John D. Cline, an Albuquerque lawyer on Dr. Lee's legal team, recently wrote a weapons scientist to say that "it appears from the evidence now available that ALL of the files (including data files and input files) were protected at the PARD level."
In an interview, Mr. Cline said, "We're examining this issue for its potential benefit to the defense." Dr. Lee's trial is to begin on Nov. 6.
A federal official agreed with the defense's portrayal of the PARD ubiquity. But he added that subsequent classification analysis showed that it was littered with state secrets, many of them major.
"I'm fairly confident that there isn't anybody who's going to be saying it was less than S.R.D.," or secret restricted data, the official said of expert judgments about the downloaded data.
Asked why the security of the downloaded data was changed, a senior official in the Justice Department referred the question to the Energy Department. A senior official there said the investigators had evaluated the material Dr. Lee had downloaded and then discovered it contained highly sensitive material.
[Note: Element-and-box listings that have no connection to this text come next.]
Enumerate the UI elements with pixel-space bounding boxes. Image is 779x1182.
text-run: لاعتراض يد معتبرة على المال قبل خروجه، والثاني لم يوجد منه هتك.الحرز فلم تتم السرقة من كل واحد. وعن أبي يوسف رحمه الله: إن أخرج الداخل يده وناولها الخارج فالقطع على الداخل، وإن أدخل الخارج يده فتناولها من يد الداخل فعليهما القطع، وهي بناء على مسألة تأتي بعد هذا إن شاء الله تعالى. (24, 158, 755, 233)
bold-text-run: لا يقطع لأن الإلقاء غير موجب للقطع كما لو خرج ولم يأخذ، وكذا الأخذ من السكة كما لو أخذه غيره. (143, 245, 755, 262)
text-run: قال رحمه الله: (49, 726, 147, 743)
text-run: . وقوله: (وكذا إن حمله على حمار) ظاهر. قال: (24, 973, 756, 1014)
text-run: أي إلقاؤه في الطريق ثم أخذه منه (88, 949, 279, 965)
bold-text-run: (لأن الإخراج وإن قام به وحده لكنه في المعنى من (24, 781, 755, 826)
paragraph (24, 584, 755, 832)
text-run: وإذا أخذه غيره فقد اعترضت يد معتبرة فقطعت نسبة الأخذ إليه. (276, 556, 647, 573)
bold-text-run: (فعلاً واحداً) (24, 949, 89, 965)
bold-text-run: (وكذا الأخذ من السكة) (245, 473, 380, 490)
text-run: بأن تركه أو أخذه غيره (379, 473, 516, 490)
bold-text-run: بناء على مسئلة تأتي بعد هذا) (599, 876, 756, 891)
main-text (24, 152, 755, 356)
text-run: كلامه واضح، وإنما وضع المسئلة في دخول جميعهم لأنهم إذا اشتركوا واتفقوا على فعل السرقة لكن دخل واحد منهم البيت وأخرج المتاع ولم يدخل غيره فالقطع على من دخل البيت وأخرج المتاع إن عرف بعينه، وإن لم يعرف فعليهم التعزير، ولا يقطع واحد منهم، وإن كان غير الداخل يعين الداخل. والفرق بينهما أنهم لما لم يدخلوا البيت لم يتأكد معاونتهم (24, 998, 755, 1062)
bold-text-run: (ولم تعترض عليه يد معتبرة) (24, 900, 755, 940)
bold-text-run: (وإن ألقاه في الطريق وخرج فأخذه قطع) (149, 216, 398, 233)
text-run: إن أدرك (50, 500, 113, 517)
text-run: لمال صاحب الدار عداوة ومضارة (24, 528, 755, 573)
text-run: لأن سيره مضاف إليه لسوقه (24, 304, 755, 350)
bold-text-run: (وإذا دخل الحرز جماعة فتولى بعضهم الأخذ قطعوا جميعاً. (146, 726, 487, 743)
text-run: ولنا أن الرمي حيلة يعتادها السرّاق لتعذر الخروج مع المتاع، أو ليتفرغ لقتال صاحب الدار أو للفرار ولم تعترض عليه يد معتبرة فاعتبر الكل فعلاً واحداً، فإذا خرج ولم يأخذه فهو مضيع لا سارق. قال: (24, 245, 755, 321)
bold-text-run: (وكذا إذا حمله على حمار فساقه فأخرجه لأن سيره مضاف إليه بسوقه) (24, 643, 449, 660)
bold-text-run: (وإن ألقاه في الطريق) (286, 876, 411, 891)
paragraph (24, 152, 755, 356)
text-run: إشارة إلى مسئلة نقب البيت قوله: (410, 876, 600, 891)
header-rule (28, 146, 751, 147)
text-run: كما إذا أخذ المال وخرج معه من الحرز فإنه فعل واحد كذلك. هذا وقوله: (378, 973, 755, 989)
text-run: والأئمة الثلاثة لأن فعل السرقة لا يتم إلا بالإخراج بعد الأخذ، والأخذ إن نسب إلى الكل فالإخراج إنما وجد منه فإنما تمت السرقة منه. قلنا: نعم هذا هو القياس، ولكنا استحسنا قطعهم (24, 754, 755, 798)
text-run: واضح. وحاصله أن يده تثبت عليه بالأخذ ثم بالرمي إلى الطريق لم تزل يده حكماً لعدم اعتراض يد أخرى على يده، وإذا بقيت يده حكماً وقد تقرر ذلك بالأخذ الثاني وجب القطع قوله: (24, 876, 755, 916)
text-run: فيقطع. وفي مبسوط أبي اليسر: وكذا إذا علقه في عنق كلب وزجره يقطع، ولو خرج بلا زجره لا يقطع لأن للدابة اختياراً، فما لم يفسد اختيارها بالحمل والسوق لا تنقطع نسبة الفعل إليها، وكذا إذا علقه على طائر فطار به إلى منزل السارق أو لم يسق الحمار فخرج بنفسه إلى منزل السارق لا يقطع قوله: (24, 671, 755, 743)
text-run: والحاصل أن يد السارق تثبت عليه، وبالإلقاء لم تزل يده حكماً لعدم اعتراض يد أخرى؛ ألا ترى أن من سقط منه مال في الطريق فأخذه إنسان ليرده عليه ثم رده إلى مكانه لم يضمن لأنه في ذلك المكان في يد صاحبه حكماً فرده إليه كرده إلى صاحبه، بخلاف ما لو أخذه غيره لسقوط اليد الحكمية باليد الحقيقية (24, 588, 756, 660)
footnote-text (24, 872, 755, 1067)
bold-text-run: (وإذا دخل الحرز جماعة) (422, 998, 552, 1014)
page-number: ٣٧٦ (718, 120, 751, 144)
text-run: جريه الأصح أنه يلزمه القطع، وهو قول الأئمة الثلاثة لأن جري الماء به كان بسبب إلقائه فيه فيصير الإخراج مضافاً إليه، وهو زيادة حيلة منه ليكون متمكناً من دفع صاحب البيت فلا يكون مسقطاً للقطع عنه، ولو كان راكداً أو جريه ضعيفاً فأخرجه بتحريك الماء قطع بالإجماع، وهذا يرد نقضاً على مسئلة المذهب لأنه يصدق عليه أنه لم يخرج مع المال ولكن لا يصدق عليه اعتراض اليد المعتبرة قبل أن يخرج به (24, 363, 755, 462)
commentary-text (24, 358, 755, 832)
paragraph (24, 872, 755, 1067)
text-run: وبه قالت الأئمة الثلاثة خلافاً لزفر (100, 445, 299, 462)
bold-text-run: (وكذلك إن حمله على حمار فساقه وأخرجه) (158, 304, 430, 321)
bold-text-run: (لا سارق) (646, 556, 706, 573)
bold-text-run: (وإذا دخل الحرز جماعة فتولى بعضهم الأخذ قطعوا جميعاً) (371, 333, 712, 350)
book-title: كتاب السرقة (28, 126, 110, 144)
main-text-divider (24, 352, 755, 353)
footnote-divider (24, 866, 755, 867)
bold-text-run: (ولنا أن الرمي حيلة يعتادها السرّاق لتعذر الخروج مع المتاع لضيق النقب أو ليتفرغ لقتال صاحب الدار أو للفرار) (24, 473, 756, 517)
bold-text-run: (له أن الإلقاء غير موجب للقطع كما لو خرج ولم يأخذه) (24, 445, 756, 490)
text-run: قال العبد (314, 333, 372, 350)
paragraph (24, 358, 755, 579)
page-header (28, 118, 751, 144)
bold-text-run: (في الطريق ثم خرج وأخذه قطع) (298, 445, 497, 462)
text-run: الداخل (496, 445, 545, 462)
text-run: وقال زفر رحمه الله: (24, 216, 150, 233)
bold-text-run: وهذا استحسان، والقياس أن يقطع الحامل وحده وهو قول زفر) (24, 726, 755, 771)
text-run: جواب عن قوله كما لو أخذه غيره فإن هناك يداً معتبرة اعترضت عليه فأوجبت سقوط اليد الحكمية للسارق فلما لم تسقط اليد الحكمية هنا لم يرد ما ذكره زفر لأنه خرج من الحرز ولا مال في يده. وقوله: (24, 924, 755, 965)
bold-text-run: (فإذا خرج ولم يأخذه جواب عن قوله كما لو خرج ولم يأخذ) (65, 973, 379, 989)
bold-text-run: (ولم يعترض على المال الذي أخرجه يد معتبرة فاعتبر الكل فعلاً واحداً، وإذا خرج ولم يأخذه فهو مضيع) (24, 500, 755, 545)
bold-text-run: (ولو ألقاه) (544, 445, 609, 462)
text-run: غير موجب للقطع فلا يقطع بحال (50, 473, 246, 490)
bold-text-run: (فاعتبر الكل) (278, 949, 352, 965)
The evaluation "was done to determine the sensitivity of the files," resulting in the higher security designations, the official said.
Mr. Holscher, Dr. Lee's lead lawyer, was highly critical of the government's action. "The government did not disclose that the over 20 references to secret restricted data were classifications made after the investigation started," he said in an interview. "That was never revealed in court or to the public.
"Los Alamos rates these materials as a five on a scale of nine in terms of sensitivity, and then tells two federal judges that they are the crown jewels," he said. "So what do they call the millions of documents at higher levels of classification?"
Dr. Lee's lawyers said the new development makes their client's actions seem less like the systematic looting of the nation's top nuclear secrets, as the government contends, and more like a research misdemeanor, as the defense has argued.
The development is likely to fuel comparisons between the way the government handled evidence of computer security lapses by a former director of Central Intelligence, who lost his security clearance, and by Dr. Lee, whose ankles and wrists are shackled during weekly visits he is allowed to make with his family.
Robert M. Henson, a former weapons designer at Los Alamos who in 1995 sounded the first alarms about the possibility of Chinese spies at the laboratory, said Dr. Lee had "probably stretched the rules" in downloading PARD but no more. "Shame on him if he did," Dr. Henson said.
Dr. Henson also told of his own missteps with PARD, including once when a flurry of paper blew out an open laboratory window.
He added that the category deserved to be eliminated as its goals of achieving both high secrecy and relative openness were inherently contradictory.
"It's probably illegal," he said of PARD, "and that's why they're trying to make it go away."